Sixth International Conference on Spoken Language Processing
We present a method to label an audio-visual database and to setup a system for audio-visual speech recognition based on a hybrid Artificial Neural Network/Hidden Markov Model (ANN/HMM) approach.
The multi-stage labeling process is presented on a new audiovisual database recorded at the Institute de la Communication Parlée (ICP). The database was generated via transposition of the audio database NUMBERS95. For the labeling first a large subset of NUMBERS95 is used to achieve a bootstrap training of an ANN, which can then be employed to label the audio part of the audio-visual database. This initial labeling is further improved via readapting the ANN to the new database and reperforming the labeling. From the audio labeling then the video labeling is derived.

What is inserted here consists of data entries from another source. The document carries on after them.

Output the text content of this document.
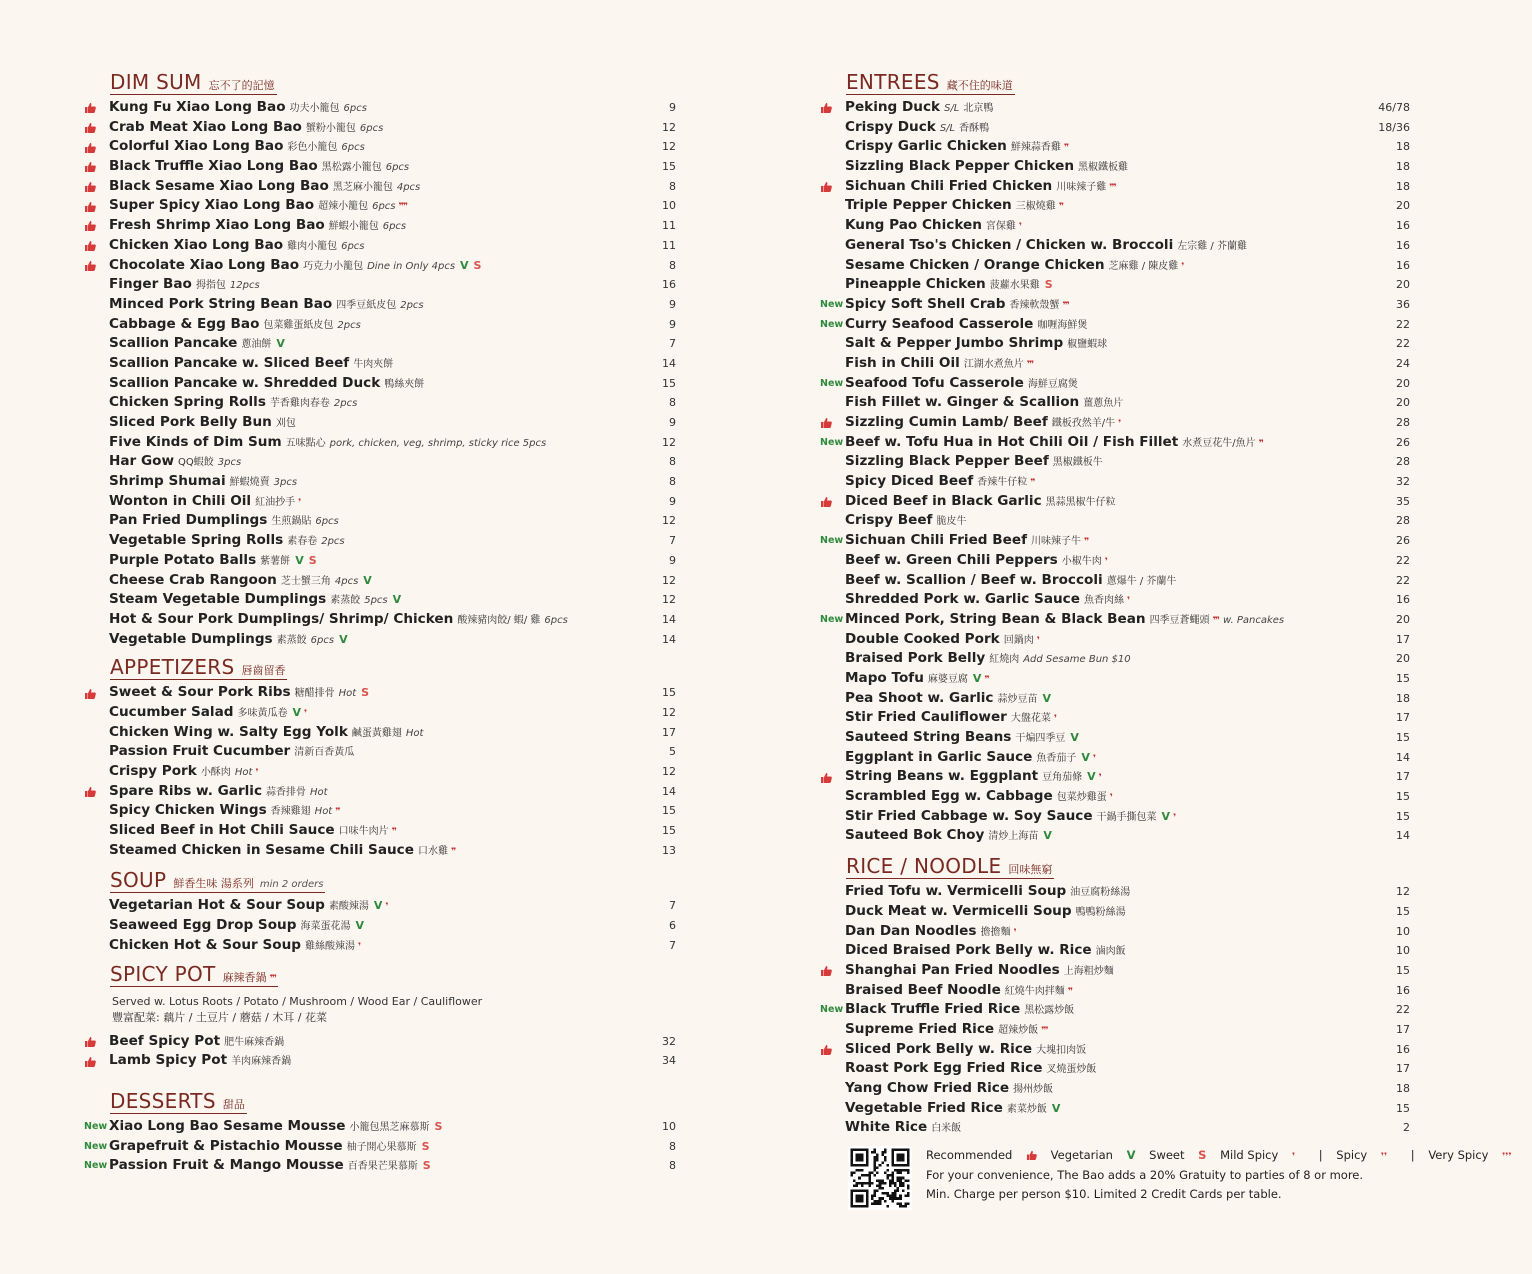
DIM SUM 忘不了的記憶
Kung Fu Xiao Long Bao 功夫小籠包 6pcs	9
Crab Meat Xiao Long Bao 蟹粉小籠包 6pcs	12
Colorful Xiao Long Bao 彩色小籠包 6pcs	12
Black Truffle Xiao Long Bao 黑松露小籠包 6pcs	15
Black Sesame Xiao Long Bao 黑芝麻小籠包 4pcs	8
Super Spicy Xiao Long Bao 超辣小籠包 6pcs ❜❜❜❜	10
Fresh Shrimp Xiao Long Bao 鮮蝦小籠包 6pcs	11
Chicken Xiao Long Bao 雞肉小籠包 6pcs	11
Chocolate Xiao Long Bao 巧克力小籠包 Dine in Only 4pcs V S	8
Finger Bao 拇指包 12pcs	16
Minced Pork String Bean Bao 四季豆紙皮包 2pcs	9
Cabbage & Egg Bao 包菜雞蛋紙皮包 2pcs	9
Scallion Pancake 蔥油餅 V	7
Scallion Pancake w. Sliced Beef 牛肉夾餅	14
Scallion Pancake w. Shredded Duck 鴨絲夾餅	15
Chicken Spring Rolls 芋香雞肉春卷 2pcs	8
Sliced Pork Belly Bun 刈包	9
Five Kinds of Dim Sum 五味點心 pork, chicken, veg, shrimp, sticky rice 5pcs	12
Har Gow QQ蝦餃 3pcs	8
Shrimp Shumai 鮮蝦燒賣 3pcs	8
Wonton in Chili Oil 紅油抄手 ❜	9
Pan Fried Dumplings 生煎鍋貼 6pcs	12
Vegetable Spring Rolls 素春卷 2pcs	7
Purple Potato Balls 紫薯餅 V S	9
Cheese Crab Rangoon 芝士蟹三角 4pcs V	12
Steam Vegetable Dumplings 素蒸餃 5pcs V	12
Hot & Sour Pork Dumplings/ Shrimp/ Chicken 酸辣豬肉餃/ 蝦/ 雞 6pcs	14
Vegetable Dumplings 素蒸餃 6pcs V	14
APPETIZERS 唇齒留香
Sweet & Sour Pork Ribs 糖醋排骨 Hot S	15
Cucumber Salad 多味黃瓜卷 V ❜	12
Chicken Wing w. Salty Egg Yolk 鹹蛋黃雞翅 Hot	17
Passion Fruit Cucumber 清新百香黃瓜	5
Crispy Pork 小酥肉 Hot ❜	12
Spare Ribs w. Garlic 蒜香排骨 Hot	14
Spicy Chicken Wings 香辣雞翅 Hot ❜❜	15
Sliced Beef in Hot Chili Sauce 口味牛肉片 ❜❜	15
Steamed Chicken in Sesame Chili Sauce 口水雞 ❜❜	13
SOUP 鮮香生味 湯系列 min 2 orders
Vegetarian Hot & Sour Soup 素酸辣湯 V ❜	7
Seaweed Egg Drop Soup 海菜蛋花湯 V	6
Chicken Hot & Sour Soup 雞絲酸辣湯 ❜	7
SPICY POT 麻辣香鍋 ❜❜❜
Served w. Lotus Roots / Potato / Mushroom / Wood Ear / Cauliflower
豐富配菜: 藕片 / 土豆片 / 蘑菇 / 木耳 / 花菜
Beef Spicy Pot 肥牛麻辣香鍋	32
Lamb Spicy Pot 羊肉麻辣香鍋	34
DESSERTS 甜品
New Xiao Long Bao Sesame Mousse 小籠包黑芝麻慕斯 S	10
New Grapefruit & Pistachio Mousse 柚子開心果慕斯 S	8
New Passion Fruit & Mango Mousse 百香果芒果慕斯 S	8
ENTREES 藏不住的味道
Peking Duck S/L 北京鴨	46/78
Crispy Duck S/L 香酥鴨	18/36
Crispy Garlic Chicken 鮮辣蒜香雞 ❜❜	18
Sizzling Black Pepper Chicken 黑椒鐵板雞	18
Sichuan Chili Fried Chicken 川味辣子雞 ❜❜❜	18
Triple Pepper Chicken 三椒燒雞 ❜❜	20
Kung Pao Chicken 宮保雞 ❜	16
General Tso's Chicken / Chicken w. Broccoli 左宗雞 / 芥蘭雞	16
Sesame Chicken / Orange Chicken 芝麻雞 / 陳皮雞 ❜	16
Pineapple Chicken 菠蘿水果雞 S	20
New Spicy Soft Shell Crab 香辣軟殼蟹 ❜❜❜	36
New Curry Seafood Casserole 咖喱海鮮煲	22
Salt & Pepper Jumbo Shrimp 椒鹽蝦球	22
Fish in Chili Oil 江湖水煮魚片 ❜❜❜	24
New Seafood Tofu Casserole 海鮮豆腐煲	20
Fish Fillet w. Ginger & Scallion 薑蔥魚片	20
Sizzling Cumin Lamb/ Beef 鐵板孜然羊/牛 ❜	28
New Beef w. Tofu Hua in Hot Chili Oil / Fish Fillet 水煮豆花牛/魚片 ❜❜	26
Sizzling Black Pepper Beef 黑椒鐵板牛	28
Spicy Diced Beef 香辣牛仔粒 ❜❜	32
Diced Beef in Black Garlic 黑蒜黑椒牛仔粒	35
Crispy Beef 脆皮牛	28
New Sichuan Chili Fried Beef 川味辣子牛 ❜❜	26
Beef w. Green Chili Peppers 小椒牛肉 ❜	22
Beef w. Scallion / Beef w. Broccoli 蔥爆牛 / 芥蘭牛	22
Shredded Pork w. Garlic Sauce 魚香肉絲 ❜	16
New Minced Pork, String Bean & Black Bean 四季豆蒼蠅頭 ❜❜❜ w. Pancakes	20
Double Cooked Pork 回鍋肉 ❜	17
Braised Pork Belly 紅燒肉 Add Sesame Bun $10	20
Mapo Tofu 麻婆豆腐 V ❜❜	15
Pea Shoot w. Garlic 蒜炒豆苗 V	18
Stir Fried Cauliflower 大盤花菜 ❜	17
Sauteed String Beans 干煸四季豆 V	15
Eggplant in Garlic Sauce 魚香茄子 V ❜	14
String Beans w. Eggplant 豆角茄條 V ❜	17
Scrambled Egg w. Cabbage 包菜炒雞蛋 ❜	15
Stir Fried Cabbage w. Soy Sauce 干鍋手撕包菜 V ❜	15
Sauteed Bok Choy 清炒上海苗 V	14
RICE / NOODLE 回味無窮
Fried Tofu w. Vermicelli Soup 油豆腐粉絲湯	12
Duck Meat w. Vermicelli Soup 鴨鴨粉絲湯	15
Dan Dan Noodles 擔擔麵 ❜	10
Diced Braised Pork Belly w. Rice 滷肉飯	10
Shanghai Pan Fried Noodles 上海粗炒麵	15
Braised Beef Noodle 紅燒牛肉拌麵 ❜❜	16
New Black Truffle Fried Rice 黑松露炒飯	22
Supreme Fried Rice 超辣炒飯 ❜❜❜	17
Sliced Pork Belly w. Rice 大塊扣肉饭	16
Roast Pork Egg Fried Rice 叉燒蛋炒飯	17
Yang Chow Fried Rice 揚州炒飯	18
Vegetable Fried Rice 素菜炒飯 V	15
White Rice 白米飯	2
Recommended	Vegetarian V Sweet S Mild Spicy ❜ | Spicy ❜❜ | Very Spicy ❜❜❜
For your convenience, The Bao adds a 20% Gratuity to parties of 8 or more.
Min. Charge per person $10. Limited 2 Credit Cards per table.
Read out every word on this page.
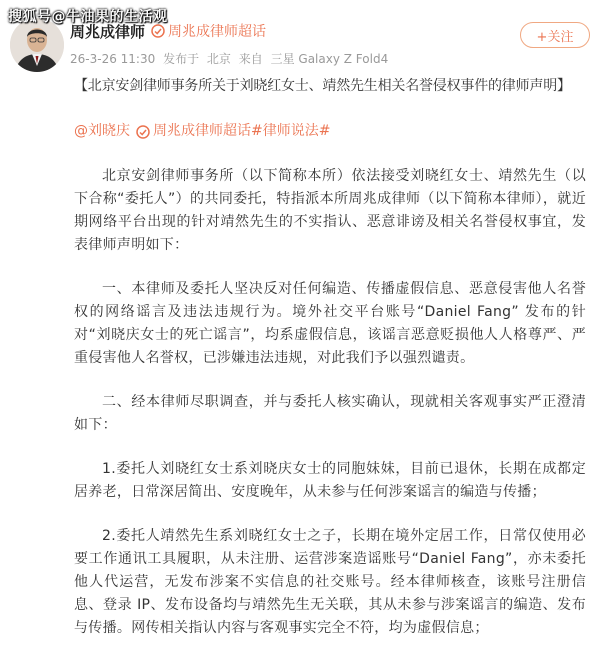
搜狐号@牛油果的生活观
周兆成律师 周兆成律师超话
26-3-26 11:30 发布于 北京 来自 三星 Galaxy Z Fold4
+关注
【北京安剑律师事务所关于刘晓红女士、靖然先生相关名誉侵权事件的律师声明】
@刘晓庆 周兆成律师超话 #律师说法#

北京安剑律师事务所（以下简称本所）依法接受刘晓红女士、靖然先生（以下合称“委托人”）的共同委托，特指派本所周兆成律师（以下简称本律师），就近期网络平台出现的针对靖然先生的不实指认、恶意诽谤及相关名誉侵权事宜，发表律师声明如下：

一、本律师及委托人坚决反对任何编造、传播虚假信息、恶意侵害他人名誉权的网络谣言及违法违规行为。境外社交平台账号“Daniel Fang” 发布的针对“刘晓庆女士的死亡谣言”，均系虚假信息，该谣言恶意贬损他人人格尊严、严重侵害他人名誉权，已涉嫌违法违规，对此我们予以强烈谴责。

二、经本律师尽职调查，并与委托人核实确认，现就相关客观事实严正澄清如下：

1.委托人刘晓红女士系刘晓庆女士的同胞妹妹，目前已退休，长期在成都定居养老，日常深居简出、安度晚年，从未参与任何涉案谣言的编造与传播；

2.委托人靖然先生系刘晓红女士之子，长期在境外定居工作，日常仅使用必要工作通讯工具履职，从未注册、运营涉案造谣账号“Daniel Fang”，亦未委托他人代运营，无发布涉案不实信息的社交账号。经本律师核查，该账号注册信息、登录 IP、发布设备均与靖然先生无关联，其从未参与涉案谣言的编造、发布与传播。网传相关指认内容与客观事实完全不符，均为虚假信息；
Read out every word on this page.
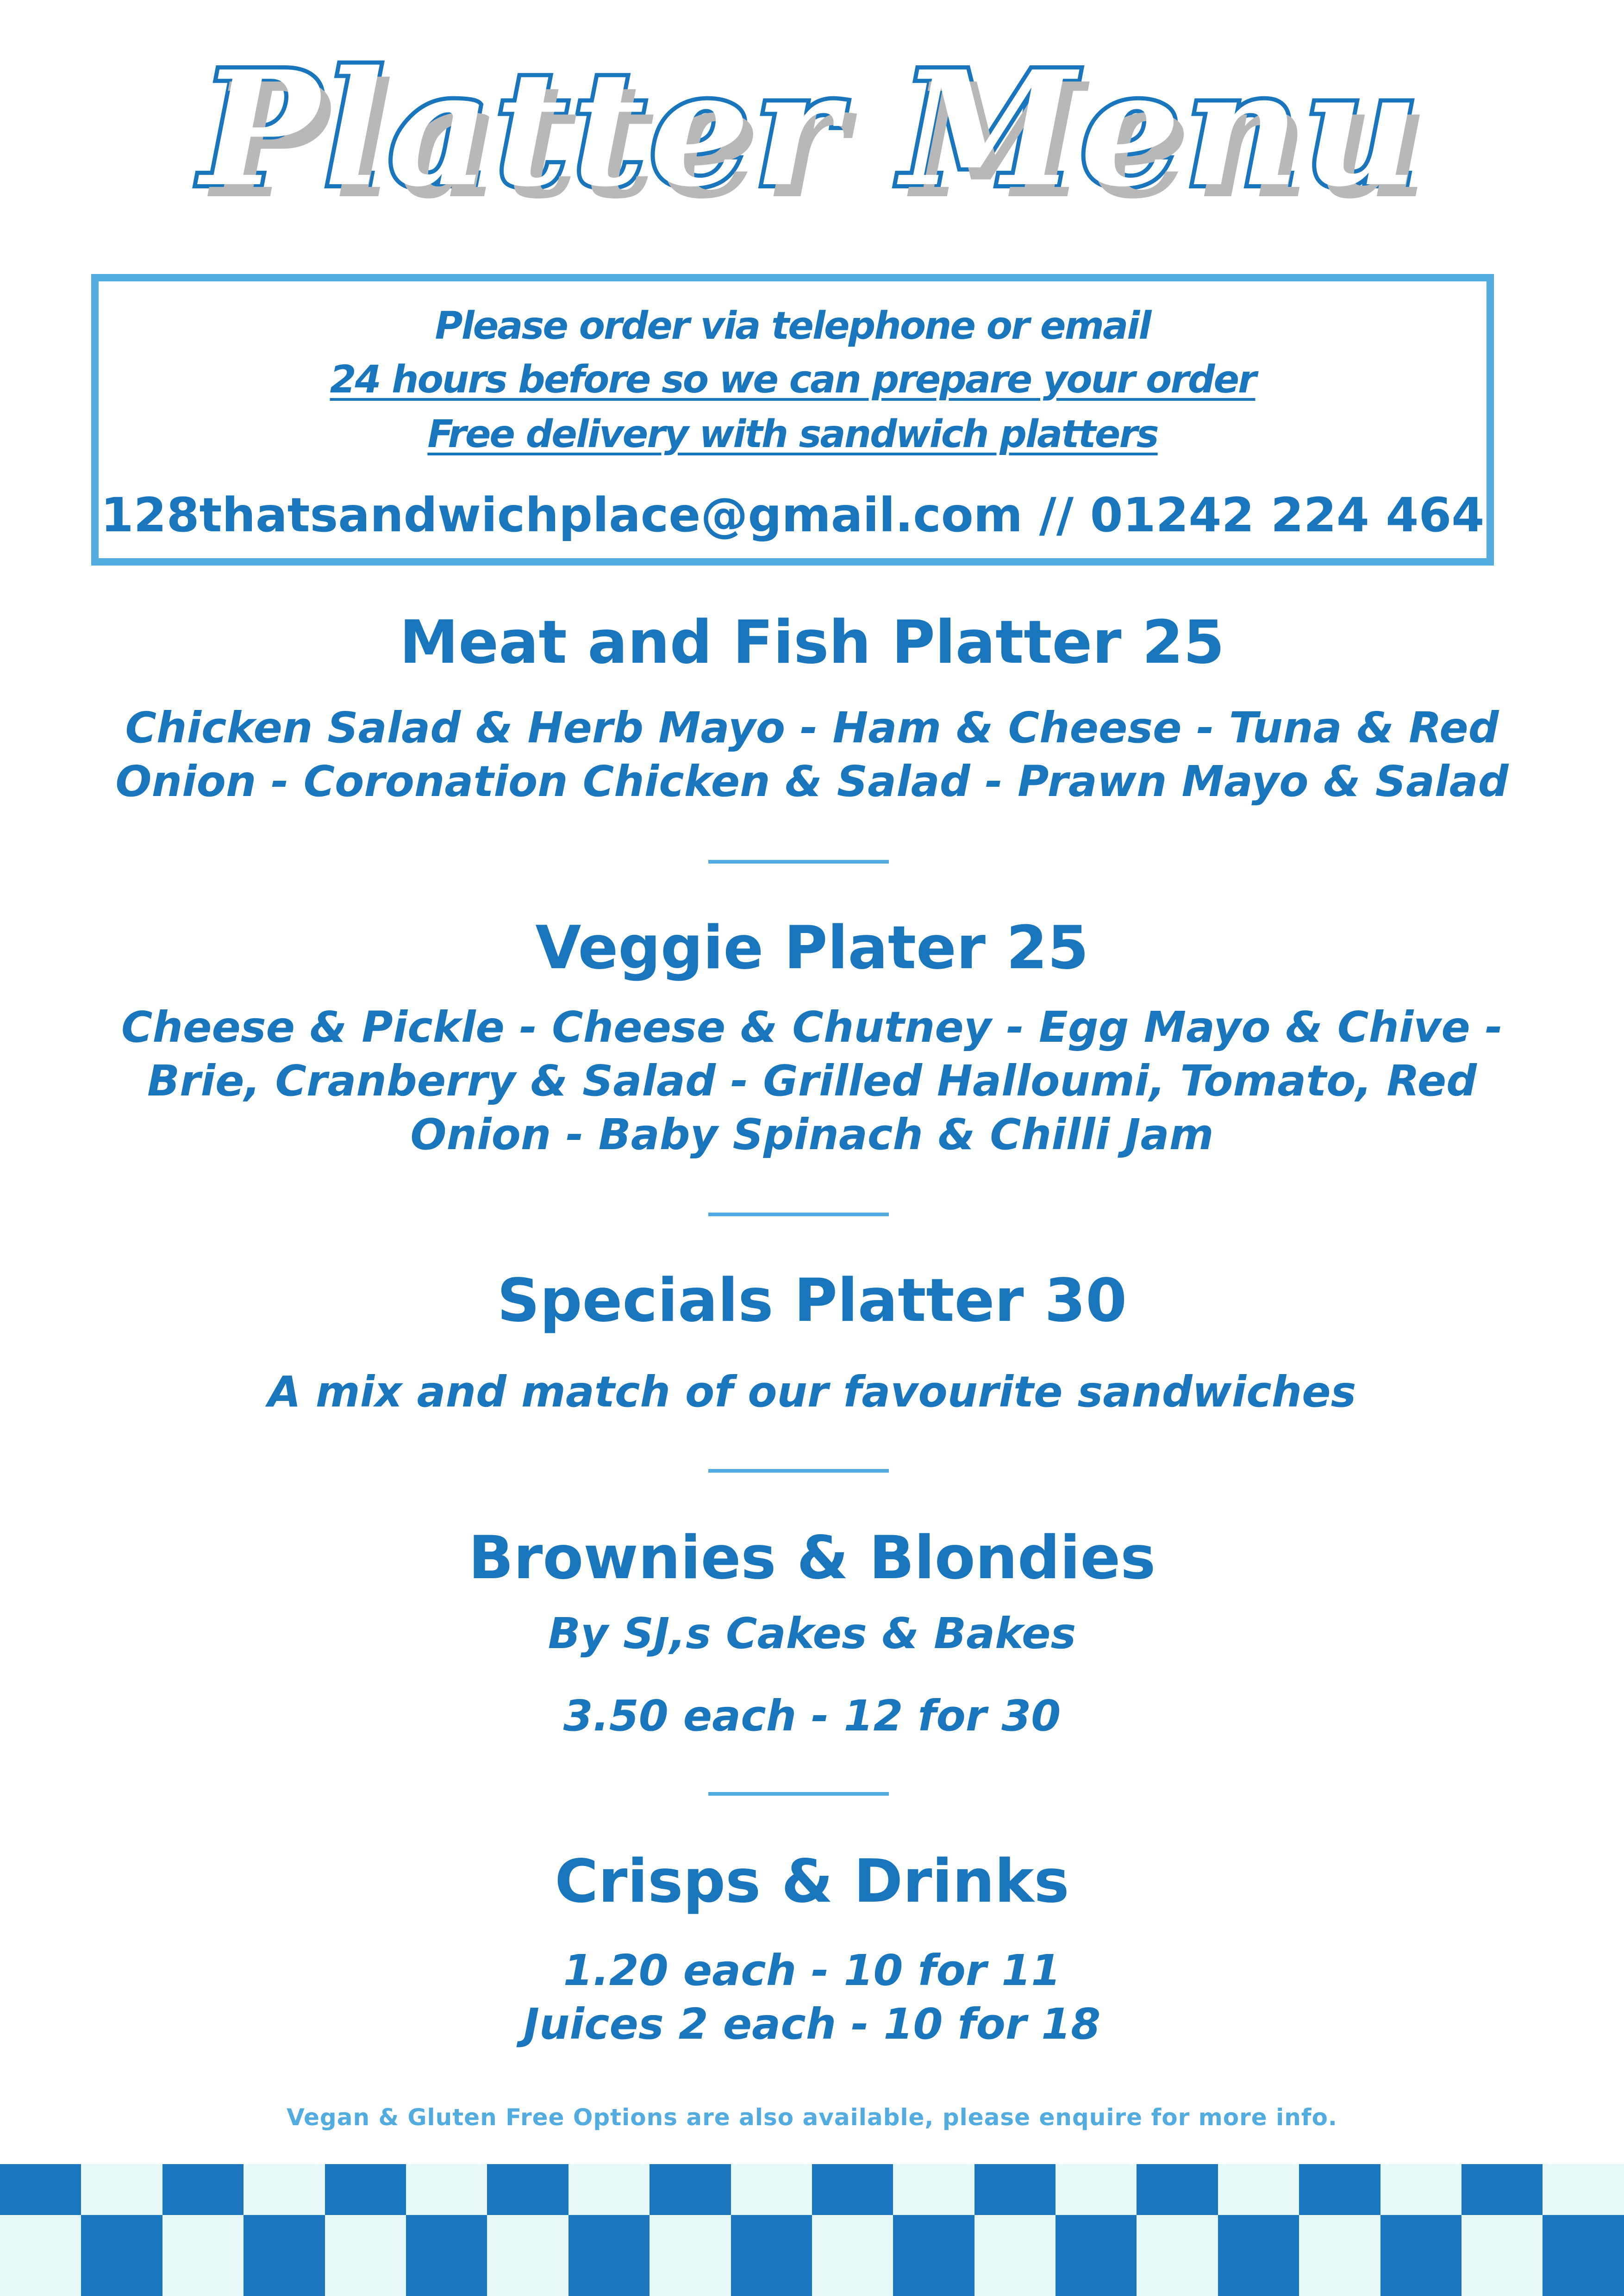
Platter Menu
Please order via telephone or email
24 hours before so we can prepare your order
Free delivery with sandwich platters
128thatsandwichplace@gmail.com // 01242 224 464
Meat and Fish Platter 25
Chicken Salad & Herb Mayo - Ham & Cheese - Tuna & Red
Onion - Coronation Chicken & Salad - Prawn Mayo & Salad
Veggie Plater 25
Cheese & Pickle - Cheese & Chutney - Egg Mayo & Chive -
Brie, Cranberry & Salad - Grilled Halloumi, Tomato, Red
Onion - Baby Spinach & Chilli Jam
Specials Platter 30
A mix and match of our favourite sandwiches
Brownies & Blondies
By SJ,s Cakes & Bakes
3.50 each - 12 for 30
Crisps & Drinks
1.20 each - 10 for 11
Juices 2 each - 10 for 18
Vegan & Gluten Free Options are also available, please enquire for more info.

Tests at different Signal to Noise Ratios (SNR) are performed to demonstrate the efficiency of the labeling process. Furthermore ways to incorporate information from a large audio database into the final audio-visual recognition system were investigated.
Bibliographic reference. Heckmann, Martin / Berthommier, Frédéric / Savario, Christophe / Kroschel, Kristian (2000): "Labeling audio-visual speech corpora and training an ANN/HMM audio-visual speech recognition system", In ICSLP-2000, vol.4, 9-12.